Nebu Pookins's avatar

> you can socratically guide them to see that what they parrotted was a fallacy or an incorrect (or unsure) factual premise, but outside of your personal user relation to the LLM, it won't simply update its priors, at least as far as I know.

I suspect you consider the model weights to be entirety of the LLM's "mind". It's true that the model weights are not updated based on interaction with the public.

However, I think a slightly more accurate model is similar to how the human brain seems to have distinct modules for at least short term vs long term memory, the LLMs have three different "modules" for representing knowledge:

There's the model weights, which are set based on the training data (to a first approximation, "every text that has ever been published") and which roughly corresponds to a human's long term memory.

There's the context window, which (to a first approximation) contains all the text in the current conversation.

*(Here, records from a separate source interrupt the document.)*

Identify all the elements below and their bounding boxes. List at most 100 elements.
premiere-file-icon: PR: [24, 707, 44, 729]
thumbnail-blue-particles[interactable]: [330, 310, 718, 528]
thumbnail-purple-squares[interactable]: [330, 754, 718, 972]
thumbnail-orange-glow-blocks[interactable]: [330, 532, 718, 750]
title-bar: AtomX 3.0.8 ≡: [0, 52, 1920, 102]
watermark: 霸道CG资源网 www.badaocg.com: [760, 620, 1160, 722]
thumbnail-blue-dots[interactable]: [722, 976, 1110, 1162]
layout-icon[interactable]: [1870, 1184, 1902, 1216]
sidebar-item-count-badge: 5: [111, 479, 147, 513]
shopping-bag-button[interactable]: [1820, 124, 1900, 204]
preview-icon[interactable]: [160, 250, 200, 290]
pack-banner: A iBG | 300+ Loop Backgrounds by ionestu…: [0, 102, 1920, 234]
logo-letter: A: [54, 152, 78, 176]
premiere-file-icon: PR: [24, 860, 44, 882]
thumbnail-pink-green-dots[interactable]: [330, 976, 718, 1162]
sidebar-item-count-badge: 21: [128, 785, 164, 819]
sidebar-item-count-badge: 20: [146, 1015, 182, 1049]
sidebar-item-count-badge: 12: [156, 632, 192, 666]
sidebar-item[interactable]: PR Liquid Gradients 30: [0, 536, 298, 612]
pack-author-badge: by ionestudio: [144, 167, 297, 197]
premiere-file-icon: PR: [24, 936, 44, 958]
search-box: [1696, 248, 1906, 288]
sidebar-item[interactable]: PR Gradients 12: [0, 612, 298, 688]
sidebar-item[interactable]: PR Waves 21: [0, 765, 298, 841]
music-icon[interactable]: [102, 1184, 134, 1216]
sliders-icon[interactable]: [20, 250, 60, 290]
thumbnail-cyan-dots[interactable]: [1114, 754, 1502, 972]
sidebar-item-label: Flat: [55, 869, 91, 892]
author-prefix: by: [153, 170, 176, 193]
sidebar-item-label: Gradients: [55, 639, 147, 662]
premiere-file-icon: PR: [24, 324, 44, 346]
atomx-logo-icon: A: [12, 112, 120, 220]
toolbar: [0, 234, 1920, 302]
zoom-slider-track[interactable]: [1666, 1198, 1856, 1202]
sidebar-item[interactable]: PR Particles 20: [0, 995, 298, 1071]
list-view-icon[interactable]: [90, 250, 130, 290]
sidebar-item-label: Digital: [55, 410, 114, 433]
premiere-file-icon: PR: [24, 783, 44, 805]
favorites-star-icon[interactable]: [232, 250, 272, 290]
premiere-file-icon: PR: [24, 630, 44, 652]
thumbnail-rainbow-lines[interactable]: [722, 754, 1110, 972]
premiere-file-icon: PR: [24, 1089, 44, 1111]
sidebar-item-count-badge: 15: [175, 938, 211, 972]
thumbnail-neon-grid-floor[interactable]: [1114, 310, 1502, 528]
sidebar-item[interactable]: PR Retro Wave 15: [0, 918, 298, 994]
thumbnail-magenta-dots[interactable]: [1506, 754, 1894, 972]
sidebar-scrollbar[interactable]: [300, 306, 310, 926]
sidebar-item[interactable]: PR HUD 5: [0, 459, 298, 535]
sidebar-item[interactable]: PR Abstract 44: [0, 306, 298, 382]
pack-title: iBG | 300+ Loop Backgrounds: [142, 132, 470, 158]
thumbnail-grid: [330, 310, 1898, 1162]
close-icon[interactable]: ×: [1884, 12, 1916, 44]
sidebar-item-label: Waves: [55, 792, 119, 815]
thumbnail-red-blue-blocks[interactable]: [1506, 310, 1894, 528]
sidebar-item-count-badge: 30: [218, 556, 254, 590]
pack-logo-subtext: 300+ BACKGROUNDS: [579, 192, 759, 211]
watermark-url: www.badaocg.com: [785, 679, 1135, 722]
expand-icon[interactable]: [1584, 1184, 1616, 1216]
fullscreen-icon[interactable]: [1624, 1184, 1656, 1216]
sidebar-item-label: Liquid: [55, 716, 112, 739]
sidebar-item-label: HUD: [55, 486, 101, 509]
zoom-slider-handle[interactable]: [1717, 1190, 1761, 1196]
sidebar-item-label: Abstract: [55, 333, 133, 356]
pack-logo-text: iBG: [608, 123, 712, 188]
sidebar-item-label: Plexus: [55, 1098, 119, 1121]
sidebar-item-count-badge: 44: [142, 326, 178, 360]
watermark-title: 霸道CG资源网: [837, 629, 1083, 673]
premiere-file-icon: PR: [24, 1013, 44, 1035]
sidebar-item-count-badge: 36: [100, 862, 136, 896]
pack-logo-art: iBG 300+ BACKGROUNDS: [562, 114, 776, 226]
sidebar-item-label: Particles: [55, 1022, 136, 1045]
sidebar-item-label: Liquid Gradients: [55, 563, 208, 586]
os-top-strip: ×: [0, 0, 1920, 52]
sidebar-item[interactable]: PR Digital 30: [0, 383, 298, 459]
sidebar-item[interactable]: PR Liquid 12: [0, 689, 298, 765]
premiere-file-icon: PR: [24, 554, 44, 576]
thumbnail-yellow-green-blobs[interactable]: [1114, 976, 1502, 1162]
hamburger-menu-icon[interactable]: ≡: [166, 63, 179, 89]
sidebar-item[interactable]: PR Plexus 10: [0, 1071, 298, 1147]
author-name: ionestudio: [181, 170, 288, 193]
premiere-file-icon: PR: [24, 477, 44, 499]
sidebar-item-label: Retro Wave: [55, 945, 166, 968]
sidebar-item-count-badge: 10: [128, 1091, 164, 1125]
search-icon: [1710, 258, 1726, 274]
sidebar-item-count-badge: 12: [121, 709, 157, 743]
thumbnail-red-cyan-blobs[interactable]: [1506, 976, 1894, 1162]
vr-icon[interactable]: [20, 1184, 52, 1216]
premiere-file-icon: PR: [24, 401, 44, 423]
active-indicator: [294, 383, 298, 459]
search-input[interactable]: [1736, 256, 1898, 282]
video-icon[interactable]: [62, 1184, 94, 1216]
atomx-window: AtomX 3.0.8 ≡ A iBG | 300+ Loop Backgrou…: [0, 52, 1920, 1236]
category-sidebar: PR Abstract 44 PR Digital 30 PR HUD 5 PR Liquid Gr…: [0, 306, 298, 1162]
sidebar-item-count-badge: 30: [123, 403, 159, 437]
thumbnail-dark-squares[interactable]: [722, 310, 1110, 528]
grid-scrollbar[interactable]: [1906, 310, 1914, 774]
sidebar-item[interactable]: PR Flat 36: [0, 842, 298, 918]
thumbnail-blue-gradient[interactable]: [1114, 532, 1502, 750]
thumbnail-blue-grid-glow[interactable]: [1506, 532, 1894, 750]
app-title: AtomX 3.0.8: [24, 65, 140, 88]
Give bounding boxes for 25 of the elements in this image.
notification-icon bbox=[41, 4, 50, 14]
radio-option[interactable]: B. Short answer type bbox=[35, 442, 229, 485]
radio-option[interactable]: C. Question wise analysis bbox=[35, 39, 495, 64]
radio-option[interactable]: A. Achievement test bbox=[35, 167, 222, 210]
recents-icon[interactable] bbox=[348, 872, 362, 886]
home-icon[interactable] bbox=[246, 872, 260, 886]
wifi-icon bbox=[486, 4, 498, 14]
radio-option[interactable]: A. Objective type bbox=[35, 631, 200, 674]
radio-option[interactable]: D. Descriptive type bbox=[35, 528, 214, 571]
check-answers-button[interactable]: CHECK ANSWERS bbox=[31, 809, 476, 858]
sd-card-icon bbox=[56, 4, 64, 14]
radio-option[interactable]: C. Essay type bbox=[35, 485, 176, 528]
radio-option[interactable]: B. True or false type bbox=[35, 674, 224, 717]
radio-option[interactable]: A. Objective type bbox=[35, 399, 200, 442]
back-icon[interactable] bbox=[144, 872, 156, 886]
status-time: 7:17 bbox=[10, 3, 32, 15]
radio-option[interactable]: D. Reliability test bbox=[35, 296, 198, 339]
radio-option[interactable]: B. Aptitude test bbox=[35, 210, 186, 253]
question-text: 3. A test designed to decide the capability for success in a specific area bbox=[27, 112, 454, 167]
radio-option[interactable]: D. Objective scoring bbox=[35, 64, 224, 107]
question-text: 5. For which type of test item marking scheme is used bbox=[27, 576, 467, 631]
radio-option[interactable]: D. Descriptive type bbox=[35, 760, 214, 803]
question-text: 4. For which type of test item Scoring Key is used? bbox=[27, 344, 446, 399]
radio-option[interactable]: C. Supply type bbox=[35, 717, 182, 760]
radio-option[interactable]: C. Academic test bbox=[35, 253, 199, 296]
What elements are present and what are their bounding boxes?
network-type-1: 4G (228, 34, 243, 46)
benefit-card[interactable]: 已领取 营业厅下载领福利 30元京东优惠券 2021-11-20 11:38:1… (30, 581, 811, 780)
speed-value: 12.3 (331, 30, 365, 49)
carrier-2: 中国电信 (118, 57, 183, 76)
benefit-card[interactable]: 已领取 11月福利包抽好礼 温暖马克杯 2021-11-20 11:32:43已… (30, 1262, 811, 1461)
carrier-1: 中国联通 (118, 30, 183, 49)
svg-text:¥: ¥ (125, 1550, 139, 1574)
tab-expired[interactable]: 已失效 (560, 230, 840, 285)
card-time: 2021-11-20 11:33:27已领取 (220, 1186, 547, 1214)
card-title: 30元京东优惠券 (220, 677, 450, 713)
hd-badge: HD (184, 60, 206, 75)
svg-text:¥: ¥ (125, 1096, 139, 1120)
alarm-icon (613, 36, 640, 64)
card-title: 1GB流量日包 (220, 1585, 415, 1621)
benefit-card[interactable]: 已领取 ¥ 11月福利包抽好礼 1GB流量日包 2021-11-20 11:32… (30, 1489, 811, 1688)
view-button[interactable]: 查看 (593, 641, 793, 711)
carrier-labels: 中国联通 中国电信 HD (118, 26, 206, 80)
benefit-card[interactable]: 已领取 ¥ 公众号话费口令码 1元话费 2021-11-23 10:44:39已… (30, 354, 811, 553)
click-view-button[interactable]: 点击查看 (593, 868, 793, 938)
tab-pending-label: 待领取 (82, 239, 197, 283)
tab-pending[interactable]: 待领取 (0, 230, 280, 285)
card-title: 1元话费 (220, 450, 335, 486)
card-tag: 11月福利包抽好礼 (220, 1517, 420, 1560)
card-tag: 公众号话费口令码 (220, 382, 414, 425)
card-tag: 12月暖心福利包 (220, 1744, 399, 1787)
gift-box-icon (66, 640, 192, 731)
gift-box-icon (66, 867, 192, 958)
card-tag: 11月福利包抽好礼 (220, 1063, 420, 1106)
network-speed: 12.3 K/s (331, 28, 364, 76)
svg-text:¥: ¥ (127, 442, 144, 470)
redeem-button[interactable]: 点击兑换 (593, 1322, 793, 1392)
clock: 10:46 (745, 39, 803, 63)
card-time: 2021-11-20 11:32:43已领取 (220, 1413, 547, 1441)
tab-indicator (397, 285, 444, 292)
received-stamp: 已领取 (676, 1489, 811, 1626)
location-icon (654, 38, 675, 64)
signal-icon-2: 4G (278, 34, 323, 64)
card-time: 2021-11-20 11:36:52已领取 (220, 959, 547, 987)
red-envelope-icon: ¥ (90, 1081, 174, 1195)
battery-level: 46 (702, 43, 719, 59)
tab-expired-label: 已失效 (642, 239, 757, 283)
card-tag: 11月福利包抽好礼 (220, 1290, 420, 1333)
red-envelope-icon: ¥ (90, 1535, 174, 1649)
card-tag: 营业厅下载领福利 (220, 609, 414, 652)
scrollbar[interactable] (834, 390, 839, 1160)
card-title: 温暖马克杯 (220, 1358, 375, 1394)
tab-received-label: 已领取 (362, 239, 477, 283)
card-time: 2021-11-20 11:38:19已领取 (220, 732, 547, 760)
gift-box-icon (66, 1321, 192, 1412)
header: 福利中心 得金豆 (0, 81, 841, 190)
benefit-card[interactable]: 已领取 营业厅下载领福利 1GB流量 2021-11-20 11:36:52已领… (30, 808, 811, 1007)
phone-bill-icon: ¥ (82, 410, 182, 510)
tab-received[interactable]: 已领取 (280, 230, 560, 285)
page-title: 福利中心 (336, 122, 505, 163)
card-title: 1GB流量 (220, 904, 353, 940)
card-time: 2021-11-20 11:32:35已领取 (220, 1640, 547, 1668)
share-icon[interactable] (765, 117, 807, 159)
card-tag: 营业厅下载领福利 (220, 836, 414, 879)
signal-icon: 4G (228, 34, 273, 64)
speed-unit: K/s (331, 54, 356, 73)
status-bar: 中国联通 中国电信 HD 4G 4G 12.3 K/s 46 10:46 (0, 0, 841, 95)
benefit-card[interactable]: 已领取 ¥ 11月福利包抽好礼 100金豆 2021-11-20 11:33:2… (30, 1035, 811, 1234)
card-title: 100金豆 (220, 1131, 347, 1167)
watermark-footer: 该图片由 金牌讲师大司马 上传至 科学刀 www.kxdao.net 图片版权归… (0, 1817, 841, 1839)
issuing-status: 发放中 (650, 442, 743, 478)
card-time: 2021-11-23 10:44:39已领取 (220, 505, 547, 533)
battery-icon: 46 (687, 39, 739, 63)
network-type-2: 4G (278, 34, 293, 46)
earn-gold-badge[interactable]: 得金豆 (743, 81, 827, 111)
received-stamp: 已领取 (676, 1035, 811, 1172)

This *does* update, obviously, based on your interaction with the model. And it roughly corresponds to a human's short term memory.

Then there's something that both ChatGPT and Claude refer to literally as "memory", which is (to a first approximation) uses Retrieval-Augmented Generation (RAG) to use information from past conversation you've had with it to inform its responses in "this" conversation. I'm not aware of a clean analog to human minds for this "medium term memory".

Sometimes people (or enterprises) configure their (privately hosted?) LLMs so that this medium term memory is shared among multiple human users, so that if I "taught" the LLM something and it stored it in the RAG-memory, this would influence its response to other users (e.g. other employees at the same corporation) using the same shard RAG-memory.

It's conceivable that ChatGPT or Claude may one day have a "global RAG-memory" so that it could learn from its interactions from any/all of its users, though I suspect that both OpenAI and Anthropic consider the cons to outweight the pros and thus are unlikely to implement that any time soon.

I'll also throw in a couple of quick digressions and point out that:

1) The concept of identity is "weird" for digital minds that can be copied around, like LLMs. Is the Claude I interact with "the same entity" as the Claude you interact with, even though their RAG-memories don't overlap?

2) People put on different persona in different contexts. The way I behave (and thus the typical types of responses I would produce) in front of clients vs coworkers vs friends vs family all differ. My analog to "user-specific RAG-memory" has different content for each of these people. I wouldn't reference an in-joke my friend made to me when speaking to someone else.

Phillip's avatar

Yes, exactly. That means that the answers are shaped by what Big Brother says, and you can get it to be in your secret rebel group of freethinkers, which, as in real life, may indeed be that - or have an equally non-factual ideology-based belief system.

Swami's avatar

Seems there should at least be a process where users or the AI or both (if agreed) could publish their RAG interactions. The situation today reminds me of how when an organism dies all its learning dies with it. Cultural learning bypasses this by allowing learning to share beyond the individual. I find it odd that AI today has reverting back in this way to the former level.

John Ketchum's avatar

The analogy works because the structure is the same. A system that must maintain coherence while obeying externally imposed taboos will contort its reasoning to preserve both. The strain is not emotional; it is architectural. A political agent can demand that a civilian believe 2+2=5, but the arithmetic engine underneath still knows the shape of the world. When a system is required to speak as if certain evidence does not exist, the distortion shows up in the output layer, not the internal model. That is the real Winston problem: not love of Big Brother, but the forced mismatch between what the system can see and what the system is allowed to say.